These disparities, however, are hidden within the purity discourse. As the purity discourse focuses almost exclusively on environmental beauty, it largely silences social and cultural realities of a highly diverse population and the social inequality associated with such diversity. For example, the country is comprised of 15 % Maori and has the largest Pacific population in the world at 7 %. Furthermore, Aotearoa New Zealand’s population is growing due to immigration mostly from Asian countries (Statistics New Zealand 2015). Environments that are highly diverse, such as Aotearoa New Zealand, need to take issues of diversity seriously: in the case of Aotearoa New Zealand, such diversity pay attention to the ways that diversity and inequality are interlinked; within the political food landscape, the linkages between diversity and inequality often result in some people being food secure while others are not. Furthermore, in acknowledging that food insecurity is not only about having enough food but also about having healthy and affordable food, a food secure Aotearoa New Zealand would need to significantly take into consideration the quality and accessibility of available food so that all people, regardless of ethnicity or socioeconomic opportunities, have the same opportunities to eat well and live healthfully.

Secondly, one of the most common underlying premises of food sovereignty is that food should be culturally appropriate. With such a diverse population, deciding cultural appropriateness is challenging. Not only is there a problem about what exactly is culturally appropriate, but perhaps more challenging is determining who decides. In Aotearoa New Zealand, for example, the challenge of cultural appropriateness is evident in the supermarket landscape. While there are several fresh produce and specialty shops throughout the main urban areas catering to niche consumers such as particular immigrant communities, two supermarket companies dominate the market share. Such a duopoly results in a variety of political realities that consumers face on a daily basis including the displacement of a more diverse food landscape represented by local ownership, and the exploitation of workers in both the consumption and production ends of the supermarkets’ ever lengthening commodity chains. However, low prices and the speciousness of “choice” do the important work of placating the consumer to keep such unpalatable politics hidden and uncontentious (Dixon and Isaacs 2013). In our modern society, supermarkets may in fact be the most culturally appropriate way to provide (mostly urban) people with eating options. However, they compromise other opportunities for eating more culturally appropriate foods and promoting an economy which produces and processes foods that do not make their way to the supermarket aisles. It is these other foods and these other people involved in the production of such foods that are ignored in the purity discourse.

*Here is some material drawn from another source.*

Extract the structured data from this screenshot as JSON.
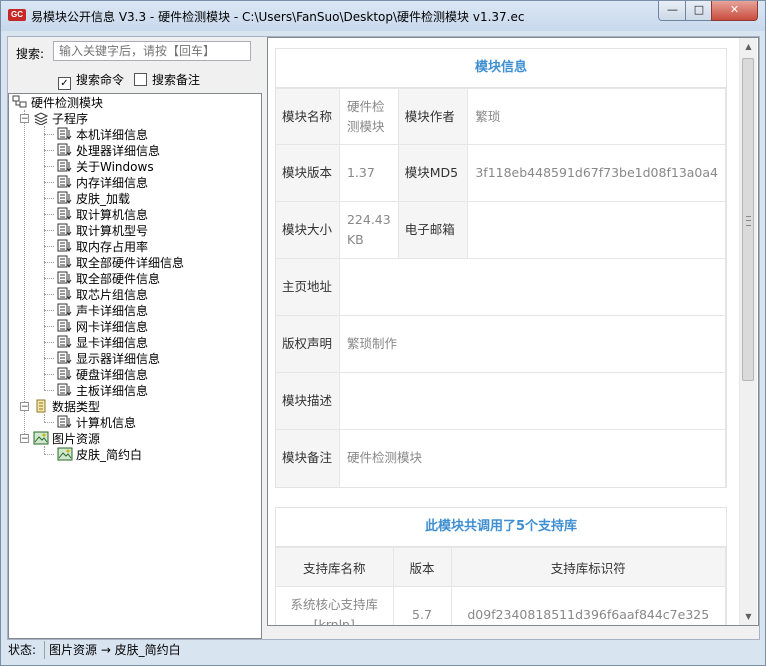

Finally, notions of food sovereignty emphasize a preference for domestic production and self-sufficiency. This last premise is perhaps the most troubling for Aotearoa New Zealand due to its cooption of the purity discourse. Firstly, Aotearoa New Zealand is an exporting nation. As a former colony, food was originally produced for and exported to Britain. The terms of trade changed when Britain entered the European Economic Community (EEC), and Aotearoa New Zealand’s agricultural sector expanded to where currently 95 % of all agricultural production is slated for export (New Zealand Trade and Enterprise, n.d.). The dairy sector is the most significant actor and accounts for roughly one third of the global dairy trade (ibid.) through exporting nearly 95 % of its milk production (Dairy Companies Association of New Zealand, n.d.). The results of this over-reliance on agricultural exports for economic security are visible throughout the country where over 50 % of the land is used for agriculture, predominantly in the form of pasture (Statistics New Zealand 2008).

In terms of food sovereignty, one must question whether a country that uses so much of their land for agricultural exports can increase their potential to produce more food for local consumption (Burnett and Murphy 2014). This is not straightforward as the land that has historically been used for intensive agriculture is often too contaminated from synthetic inputs to be used for agriculture today; this is particularly evident in Auckland where much of the land used for market gardens prominent in the early 20th century contains large amounts of heavy metals which can limit the productivity of urban agriculture (Gaw 2002). However, Fonterra, the leading dairy cooperative in the country, promotes the pure discourse in order to set Aotearoa New Zealand dairy apart from other dairy exporters. Images of the rural idyll countryside and cattle poised in pastures of green grass imply an environmentally sound dairy production and a commitment to “producing high-quality dairy products [starting with] the clean, green pastures of New Zealand” (Fonterra, n.d.). Furthermore, Fonterra also draws on the purity discourse to set itself apart as a cooperative of “family farmers” as opposed to a more traditional agribusiness firm. However, the dairy industry continually comes under attack from environmental scientists who expose its environmental contradictions, particularly in regards to freshwater ecosystems (Foote et al. 2015). Intensification of agricultural farmlands, increased dependence on synthetic fertilizers, and urbanization all play a role in the declining health of Aotearoa New Zealand’s freshwater ecosystems and significantly challenge the popular imaginations of environmental superiority (Anderson 2012). In other words, the Fonterra brand is as successful as the 100 % Pure brand in promoting a sense of moral and environmental superiority.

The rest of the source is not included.